Об этом споре Ольга Петровна любила рассказывать, когда хотела развеселить компанию. Если разговор происходил в присутствии Криворучко, он добродушно усмехался и уверял, что со словом «аппетит» до сих пор не примирился.
Ольга Петровна не сердилась, но и не поднимала на смех упрямца. Она терпеливо и настойчиво объясняла:
— Человеку всегда трудно отказываться от своих ошибок. Это и не удивительно. Жил-жил, ошибался-ошибался — и вдруг надо отвыкать, надо перестроиться на новое!

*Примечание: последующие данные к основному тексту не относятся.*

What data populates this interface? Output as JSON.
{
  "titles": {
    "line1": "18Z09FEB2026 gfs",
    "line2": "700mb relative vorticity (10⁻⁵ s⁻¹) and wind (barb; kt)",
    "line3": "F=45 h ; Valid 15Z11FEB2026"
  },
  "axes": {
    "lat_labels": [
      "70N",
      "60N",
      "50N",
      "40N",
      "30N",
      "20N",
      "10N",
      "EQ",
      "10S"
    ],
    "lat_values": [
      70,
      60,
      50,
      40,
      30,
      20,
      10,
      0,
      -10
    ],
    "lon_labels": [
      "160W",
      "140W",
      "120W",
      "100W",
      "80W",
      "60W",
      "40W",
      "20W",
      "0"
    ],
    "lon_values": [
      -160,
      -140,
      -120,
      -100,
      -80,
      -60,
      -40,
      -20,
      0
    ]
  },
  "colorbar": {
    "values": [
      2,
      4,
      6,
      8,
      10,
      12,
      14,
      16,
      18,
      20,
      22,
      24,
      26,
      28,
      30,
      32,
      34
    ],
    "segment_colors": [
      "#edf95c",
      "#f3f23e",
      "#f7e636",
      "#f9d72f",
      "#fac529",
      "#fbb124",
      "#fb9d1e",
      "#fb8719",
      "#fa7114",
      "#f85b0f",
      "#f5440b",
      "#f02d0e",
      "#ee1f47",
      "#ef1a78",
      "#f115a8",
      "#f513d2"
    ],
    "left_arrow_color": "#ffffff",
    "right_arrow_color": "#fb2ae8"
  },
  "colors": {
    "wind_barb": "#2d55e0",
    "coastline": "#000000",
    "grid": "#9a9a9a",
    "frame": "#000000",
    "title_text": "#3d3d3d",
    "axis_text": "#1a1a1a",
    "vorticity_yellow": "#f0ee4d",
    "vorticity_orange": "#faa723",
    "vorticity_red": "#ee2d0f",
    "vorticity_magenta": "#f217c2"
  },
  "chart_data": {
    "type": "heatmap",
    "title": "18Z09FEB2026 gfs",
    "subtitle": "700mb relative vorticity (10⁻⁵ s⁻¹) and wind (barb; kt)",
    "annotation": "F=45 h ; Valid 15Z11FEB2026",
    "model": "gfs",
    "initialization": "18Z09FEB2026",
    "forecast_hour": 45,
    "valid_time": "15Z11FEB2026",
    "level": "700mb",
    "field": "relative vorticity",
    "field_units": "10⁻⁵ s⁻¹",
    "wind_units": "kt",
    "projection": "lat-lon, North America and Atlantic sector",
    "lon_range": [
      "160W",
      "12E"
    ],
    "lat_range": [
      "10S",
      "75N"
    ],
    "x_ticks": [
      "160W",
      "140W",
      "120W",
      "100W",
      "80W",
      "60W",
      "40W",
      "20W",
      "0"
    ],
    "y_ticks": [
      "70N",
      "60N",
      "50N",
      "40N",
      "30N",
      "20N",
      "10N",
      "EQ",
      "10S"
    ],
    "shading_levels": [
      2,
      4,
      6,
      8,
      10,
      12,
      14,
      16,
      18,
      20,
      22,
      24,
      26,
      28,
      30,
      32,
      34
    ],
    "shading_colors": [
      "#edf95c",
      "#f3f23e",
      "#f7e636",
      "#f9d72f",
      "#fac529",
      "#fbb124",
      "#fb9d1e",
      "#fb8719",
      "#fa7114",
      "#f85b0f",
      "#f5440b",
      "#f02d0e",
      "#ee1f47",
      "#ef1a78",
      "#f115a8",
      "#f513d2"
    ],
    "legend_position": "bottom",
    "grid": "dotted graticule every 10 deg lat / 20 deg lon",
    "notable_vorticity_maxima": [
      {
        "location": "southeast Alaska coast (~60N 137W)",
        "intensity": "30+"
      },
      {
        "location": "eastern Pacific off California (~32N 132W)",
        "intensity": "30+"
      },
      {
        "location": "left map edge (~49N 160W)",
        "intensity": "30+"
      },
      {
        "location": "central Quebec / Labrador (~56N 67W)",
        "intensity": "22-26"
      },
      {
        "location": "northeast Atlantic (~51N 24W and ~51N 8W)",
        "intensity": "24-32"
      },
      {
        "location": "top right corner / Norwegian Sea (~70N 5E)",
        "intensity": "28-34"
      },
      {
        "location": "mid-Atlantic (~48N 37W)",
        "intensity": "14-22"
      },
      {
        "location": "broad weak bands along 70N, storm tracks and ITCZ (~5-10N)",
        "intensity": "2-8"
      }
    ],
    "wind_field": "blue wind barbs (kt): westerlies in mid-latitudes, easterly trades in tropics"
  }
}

Я по себе знаю, как трудно.
— А разве нельзя сделать так, что если удачная ошибка, то и принять ее на вооружение?
— Что же тут удачного? Исковеркал слово и думает, что реформу языка произвел!
Криворучко оправдывался:
— В народе непонятные слова приспосабливают часто. Мне довелось, например, слышать, как один дядя вместо «критическое положение» говорил «кряхтическое положение». А что? Разве плохо? Именно кряхтическое!
Другие предметы давались Криворучко легко. Особенно любил он историю. Ольга Петровна поражалась его памяти: раз прочтет — и на всю жизнь запомнит. Отличная память!

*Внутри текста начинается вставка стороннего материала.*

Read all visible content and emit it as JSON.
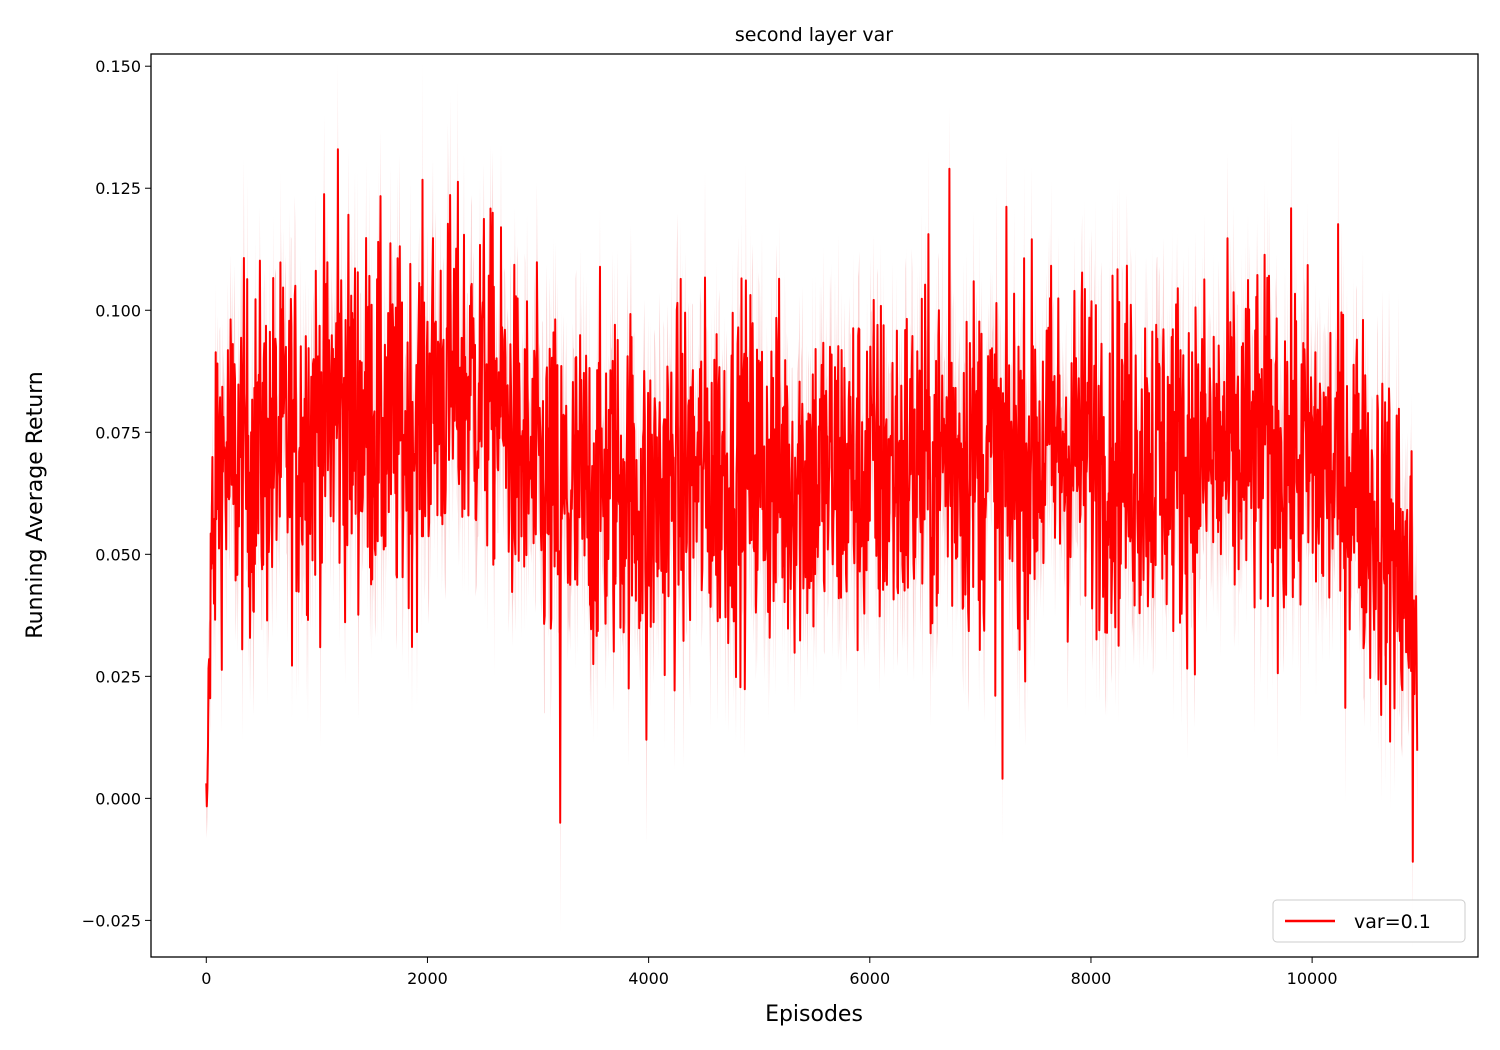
{
  "chart_data": {
    "type": "line",
    "title": "second layer var",
    "xlabel": "Episodes",
    "ylabel": "Running Average Return",
    "xlim": [
      -500,
      11500
    ],
    "ylim": [
      -0.0325,
      0.1525
    ],
    "xticks": [
      0,
      2000,
      4000,
      6000,
      8000,
      10000
    ],
    "xtick_labels": [
      "0",
      "2000",
      "4000",
      "6000",
      "8000",
      "10000"
    ],
    "yticks": [
      -0.025,
      0.0,
      0.025,
      0.05,
      0.075,
      0.1,
      0.125,
      0.15
    ],
    "ytick_labels": [
      "−0.025",
      "0.000",
      "0.025",
      "0.050",
      "0.075",
      "0.100",
      "0.125",
      "0.150"
    ],
    "grid": false,
    "legend_position": "bottom-right",
    "series": [
      {
        "name": "var=0.1",
        "color": "#ff0000",
        "band_color": "#f4a6a6",
        "x": [
          0,
          100,
          200,
          300,
          400,
          600,
          800,
          1000,
          1200,
          1400,
          1600,
          1800,
          2000,
          2200,
          2400,
          2600,
          2800,
          3000,
          3200,
          3400,
          3600,
          3800,
          4000,
          4200,
          4400,
          4600,
          4800,
          5000,
          5200,
          5400,
          5600,
          5800,
          6000,
          6200,
          6400,
          6600,
          6800,
          7000,
          7200,
          7400,
          7600,
          7800,
          8000,
          8200,
          8400,
          8600,
          8800,
          9000,
          9200,
          9400,
          9600,
          9800,
          10000,
          10200,
          10400,
          10600,
          10800,
          10950
        ],
        "mean": [
          0.0,
          0.07,
          0.068,
          0.069,
          0.07,
          0.072,
          0.073,
          0.078,
          0.08,
          0.078,
          0.077,
          0.074,
          0.082,
          0.085,
          0.085,
          0.083,
          0.072,
          0.065,
          0.06,
          0.062,
          0.064,
          0.065,
          0.06,
          0.064,
          0.066,
          0.067,
          0.068,
          0.067,
          0.066,
          0.066,
          0.066,
          0.066,
          0.067,
          0.067,
          0.068,
          0.069,
          0.072,
          0.07,
          0.068,
          0.07,
          0.072,
          0.072,
          0.072,
          0.071,
          0.071,
          0.07,
          0.07,
          0.07,
          0.07,
          0.071,
          0.072,
          0.07,
          0.069,
          0.067,
          0.066,
          0.055,
          0.048,
          0.035
        ],
        "spread": [
          0.01,
          0.02,
          0.024,
          0.024,
          0.024,
          0.024,
          0.024,
          0.024,
          0.025,
          0.025,
          0.025,
          0.024,
          0.024,
          0.024,
          0.024,
          0.023,
          0.023,
          0.024,
          0.025,
          0.024,
          0.024,
          0.024,
          0.024,
          0.024,
          0.024,
          0.024,
          0.024,
          0.024,
          0.024,
          0.024,
          0.024,
          0.024,
          0.024,
          0.024,
          0.024,
          0.024,
          0.025,
          0.024,
          0.024,
          0.024,
          0.024,
          0.024,
          0.024,
          0.024,
          0.024,
          0.024,
          0.024,
          0.024,
          0.024,
          0.024,
          0.024,
          0.024,
          0.024,
          0.024,
          0.023,
          0.024,
          0.025,
          0.022
        ],
        "notable_points": [
          {
            "x": 1190,
            "y": 0.133
          },
          {
            "x": 6720,
            "y": 0.129
          },
          {
            "x": 3200,
            "y": -0.005
          },
          {
            "x": 7200,
            "y": 0.004
          },
          {
            "x": 3980,
            "y": 0.012
          },
          {
            "x": 10910,
            "y": -0.013
          }
        ]
      }
    ]
  }
}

Закончилась подготовка, отправили Криворучко в Москву, как будто все получилось — лучше не надо. Котовский заранее провел все переговоры, даже комнату нашел для своего питомца. И вдруг Криворучко прислал Ольге Петровне отчаянное письмо: «Передайте, мамаша, комкору, чтобы отозвал меня отсюда, а не то я застрелюсь».
Это письмо всполошило все семейство. Отличительной чертой и Ольги Петровны, и Григория Ивановича было то, что они не умели любить наполовину. Уж на что Григорий Иванович обожал сына, восторгался им, любовался, высказывал всяческие предположения, кем будет сын, когда вырастет, но с таким же пылом он любил и Николая Криворучко, и Ивана Белоусова, и Маркова, и Гарбаря, и коммунаров из Бессарабской коммуны, и Митю Пащенко, и Оксану. Разве садовник, выращивая яблони, меньше отдает внимания кустам смородины или сирени, грушевому дереву или каштану?

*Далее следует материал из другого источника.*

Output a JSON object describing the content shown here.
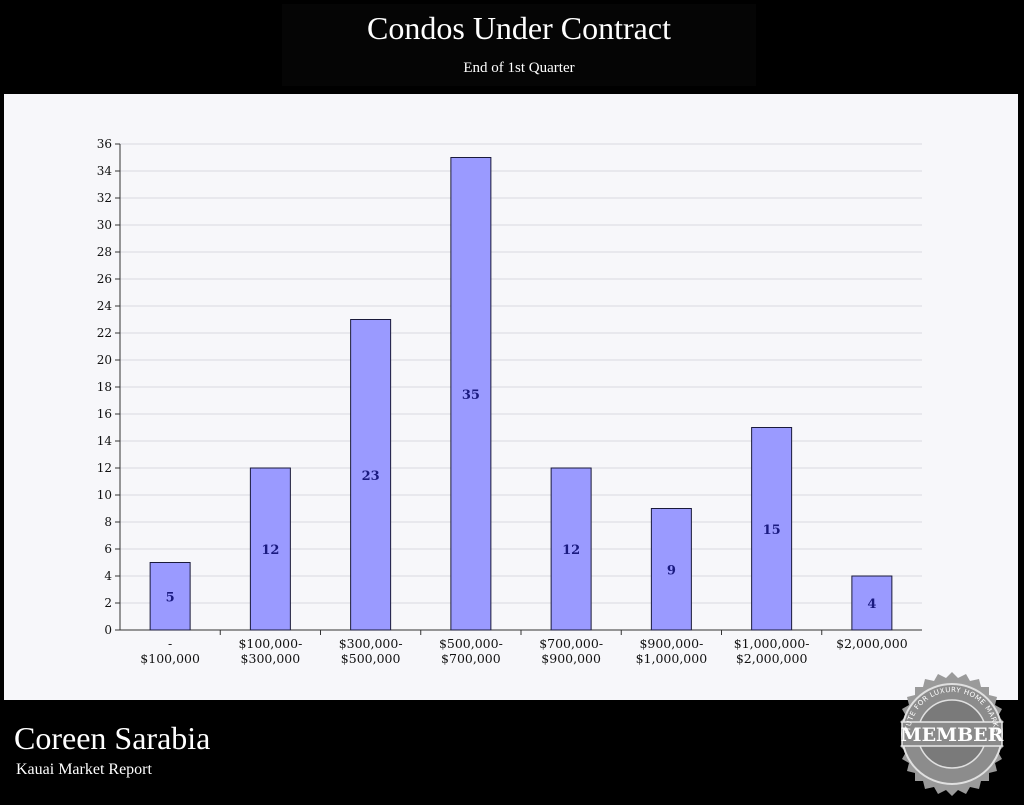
{
  "header": {
    "title": "Condos Under Contract",
    "subtitle": "End of 1st Quarter"
  },
  "footer": {
    "name": "Coreen Sarabia",
    "subtitle": "Kauai Market Report"
  },
  "badge": {
    "center_text": "MEMBER",
    "ring_text": "INSTITUTE FOR LUXURY HOME MARKETING",
    "icon": "member-seal"
  },
  "colors": {
    "bar_fill": "#9a9aff",
    "bar_stroke": "#1a1a3a",
    "bar_label": "#1a1a80",
    "background": "#000000",
    "panel": "#f7f7fa"
  },
  "chart_data": {
    "type": "bar",
    "categories": [
      [
        "-",
        "$100,000"
      ],
      [
        "$100,000-",
        "$300,000"
      ],
      [
        "$300,000-",
        "$500,000"
      ],
      [
        "$500,000-",
        "$700,000"
      ],
      [
        "$700,000-",
        "$900,000"
      ],
      [
        "$900,000-",
        "$1,000,000"
      ],
      [
        "$1,000,000-",
        "$2,000,000"
      ],
      [
        "$2,000,000"
      ]
    ],
    "values": [
      5,
      12,
      23,
      35,
      12,
      9,
      15,
      4
    ],
    "data_labels": [
      "5",
      "12",
      "23",
      "35",
      "12",
      "9",
      "15",
      "4"
    ],
    "ylim": [
      0,
      36
    ],
    "yticks": [
      0,
      2,
      4,
      6,
      8,
      10,
      12,
      14,
      16,
      18,
      20,
      22,
      24,
      26,
      28,
      30,
      32,
      34,
      36
    ],
    "grid": true,
    "xlabel": "",
    "ylabel": ""
  }
}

Вот тогда и вызван был на семейный совет Владимир Матвеевич Гуков, начальник штаба корпуса. Он ничуть не удивился, что с ним обсуждают вопрос о том, как поступить с неким Криворучко, который не хочет учиться и угрожает пустить себе пулю в лоб, если его не вернут обратно, в Умань, во вновь обретенную им семью.
— Что делать, Владимир Матвеевич? — спрашивала Ольга Петровна. Застрелиться он не застрелится, а бросить учебу и сбежать может.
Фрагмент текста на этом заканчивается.